Behavioral problems are one thing uniquely suited to human-to-human interaction, as we seem to be hard-wired to feel more accountable to other human beings than we do to a computer. It's easy to just stop opening the statements showing your account balance or to stop logging into the website that shows you how badly your investments are doing; it's a lot harder to blow off an established personal relationship with a human advisor serving as your accountability partner.
In fact, for years many advisors have suggested that their primary benefit is not designing quality portfolios, but helping clients stick with their portfolios and deal with the so-called "behavior gap," the difference between the returns the investment markets deliver, and the returns investors actually earn after accounting for their potentially poorly timed decisions.

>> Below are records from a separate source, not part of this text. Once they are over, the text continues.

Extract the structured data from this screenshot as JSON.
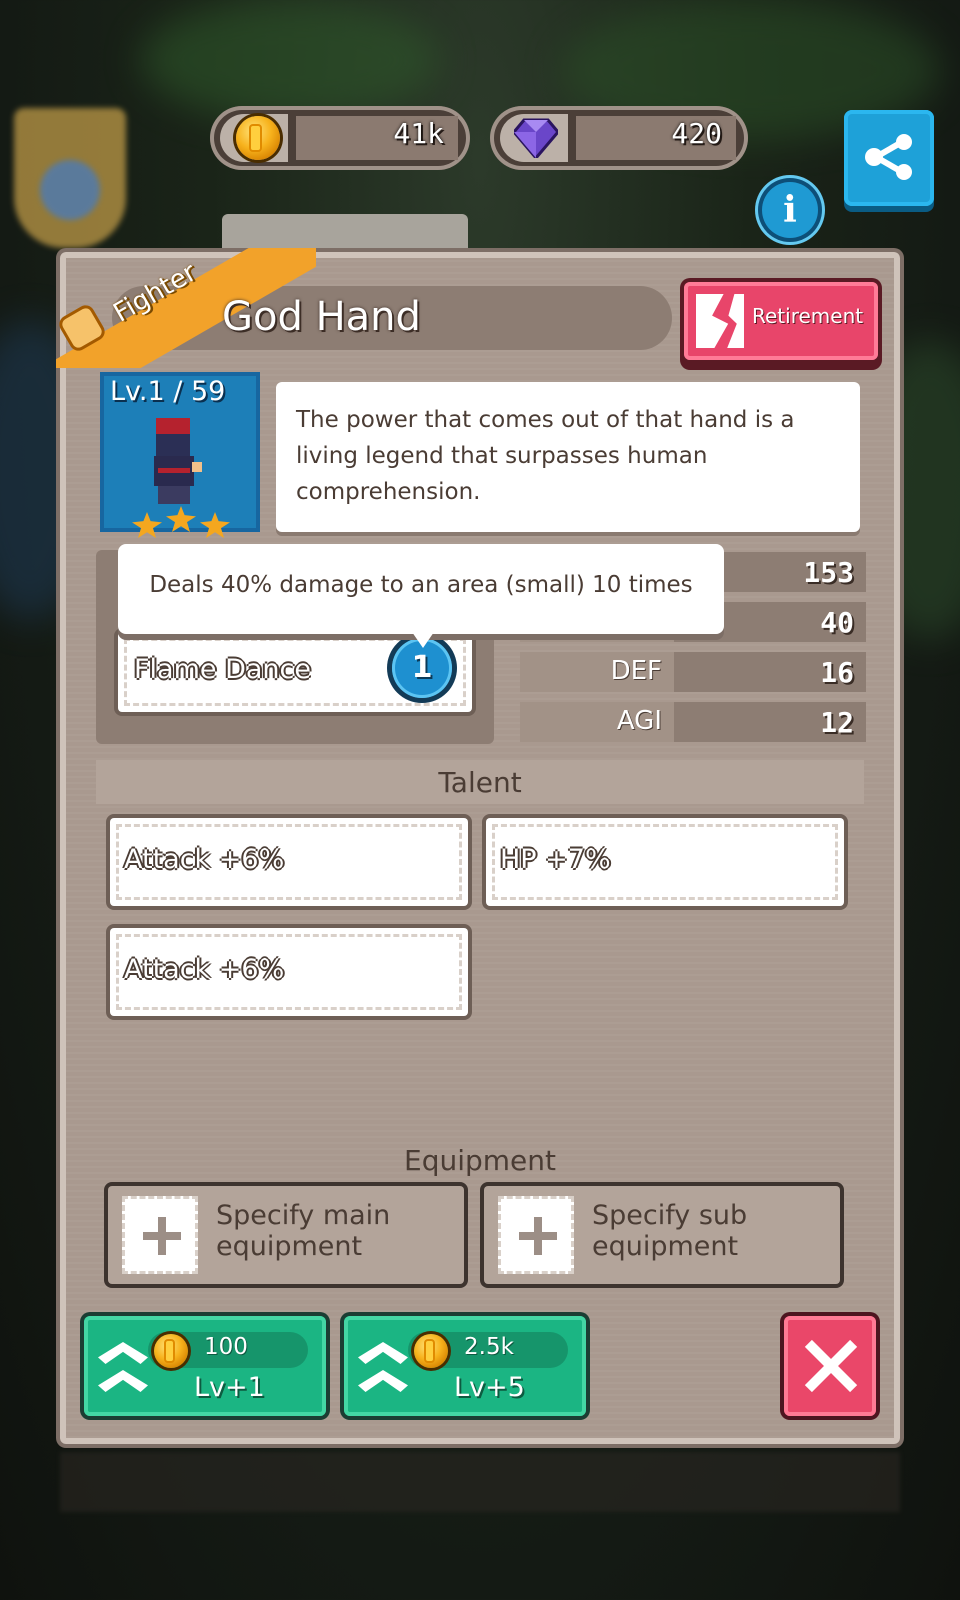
{
  "currency": {
    "gold": "41k",
    "gems": "420"
  },
  "hero": {
    "class_label": "Fighter",
    "name": "God Hand",
    "level_text": "Lv.1 / 59",
    "stars": 3,
    "description": "The power that comes out of that hand is a living legend that surpasses human comprehension."
  },
  "buttons": {
    "retirement": "Retirement"
  },
  "skill": {
    "name": "Flame Dance",
    "level": "1",
    "tooltip": "Deals 40% damage to an area (small) 10 times"
  },
  "stats": [
    {
      "label": "",
      "value": "153"
    },
    {
      "label": "",
      "value": "40"
    },
    {
      "label": "DEF",
      "value": "16"
    },
    {
      "label": "AGI",
      "value": "12"
    }
  ],
  "talent": {
    "title": "Talent",
    "items": [
      "Attack +6%",
      "HP +7%",
      "Attack +6%"
    ]
  },
  "equipment": {
    "title": "Equipment",
    "main": "Specify main equipment",
    "sub": "Specify sub equipment"
  },
  "level_up": [
    {
      "cost": "100",
      "label": "Lv+1"
    },
    {
      "cost": "2.5k",
      "label": "Lv+5"
    }
  ],
  "colors": {
    "panel": "#a9998f",
    "accent_green": "#1bb583",
    "accent_red": "#ea4769",
    "accent_blue": "#1ea1d8",
    "ribbon": "#f2a22a"
  },
  "icons": [
    "coin-icon",
    "gem-icon",
    "share-icon",
    "info-icon",
    "fist-icon",
    "retirement-icon",
    "plus-icon",
    "level-up-chevron-icon",
    "close-icon"
  ]
}
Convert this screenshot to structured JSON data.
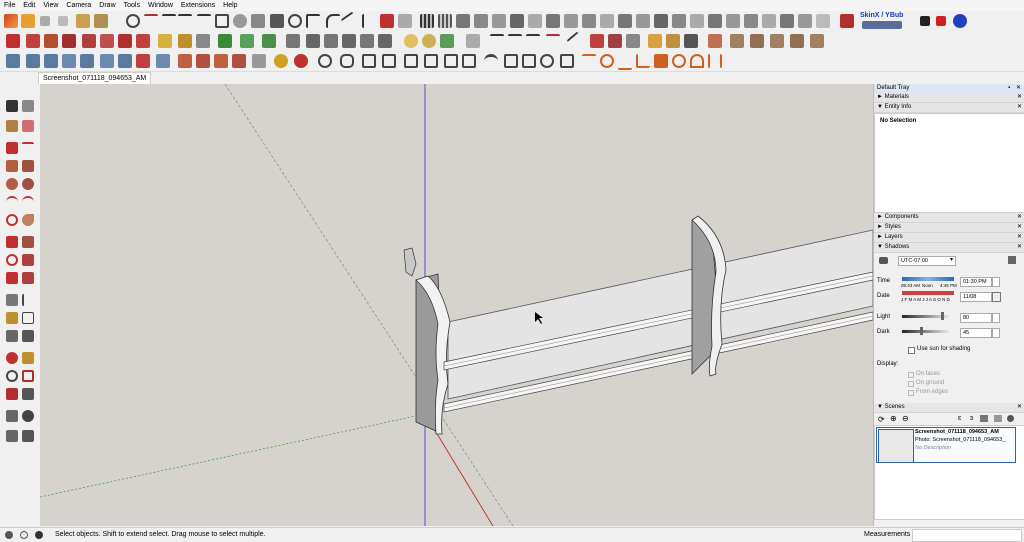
{
  "menu": [
    "File",
    "Edit",
    "View",
    "Camera",
    "Draw",
    "Tools",
    "Window",
    "Extensions",
    "Help"
  ],
  "toolbar": {
    "plugin_label": "SkinX / YBub"
  },
  "document_tab": "Screenshot_071118_094653_AM",
  "tray": {
    "title": "Default Tray",
    "panels": {
      "materials": "Materials",
      "entity_info": "Entity Info",
      "components": "Components",
      "styles": "Styles",
      "layers": "Layers",
      "shadows": "Shadows",
      "scenes": "Scenes"
    },
    "entity_status": "No Selection",
    "shadows": {
      "timezone": "UTC-07:00",
      "time_label": "Time",
      "time_start": "06:43 AM",
      "time_noon": "Noon",
      "time_end": "4:45 PM",
      "time_value": "01:30 PM",
      "date_label": "Date",
      "months": "J F M A M J J A S O N D",
      "date_value": "11/08",
      "light_label": "Light",
      "light_value": "80",
      "light_fraction": 0.8,
      "dark_label": "Dark",
      "dark_value": "45",
      "dark_fraction": 0.45,
      "use_sun": "Use sun for shading",
      "display_label": "Display:",
      "on_faces": "On faces",
      "on_ground": "On ground",
      "from_edges": "From edges"
    },
    "scene": {
      "name": "Screenshot_071118_094653_AM",
      "photo": "Photo: Screenshot_071118_094653_",
      "description": "No Description"
    }
  },
  "status": {
    "hint": "Select objects. Shift to extend select. Drag mouse to select multiple.",
    "measurements": "Measurements"
  },
  "colors": {
    "blue_axis": "#3030d0",
    "red_axis": "#c0301e",
    "green_axis": "#3a9a3a",
    "viewport_bg": "#d6d2cd",
    "shelf_face": "#e9e9e9",
    "shelf_side": "#9a9a9a",
    "accent": "#2a64b8"
  }
}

While it's not clear how large the behavior gap is for all investors in the aggregate—although DALBAR has tried to measure the phenomenon for years, its results are highly sensitive to the point of comparison—it's nonetheless clear that there is certainly at least some subset of investors who experience the problem. For those investors, who arguably are the ones who need the most help, and are most likely to seek out a human or robo-advisor for assistance, it's just not clear whether a robo-advisor is enough. Can that advisor talk them off the ledge while they're in the midst of panicking from a market decline, when there are no human beings to talk to at all? (I should point out that to their credit, several of the robo-advisors have now hired behaviorists to at least try to tackle the problem).
Similarly, it's not clear whether robo-advisors will be able to keep investors from just chasing returns in a bull market. It's also unclear whether the entire growth of robo-advisors in the first place is just investors chasing appealing short-term returns, as all of the robo-advisors have been established since the financial crisis and none has ever navigated a single bear market!.
Notwithstanding the importance of having human beings to engage other human beings in their behaviorally driven financial problems—in addition to the other wide range of tax, estate, insurance, retirement, and additional topics that comprehensive financial planners address—the reality is that while purely robot-driven solutions may not drive enough behavior change, purely human-driven solutions can be remarkably inefficient. That inefficiency leads to higher costs for consumers and makes financial advice unaffordable for many. While there are some things that humans do far better than computers, there are also many things that computers do far more efficiently than humans.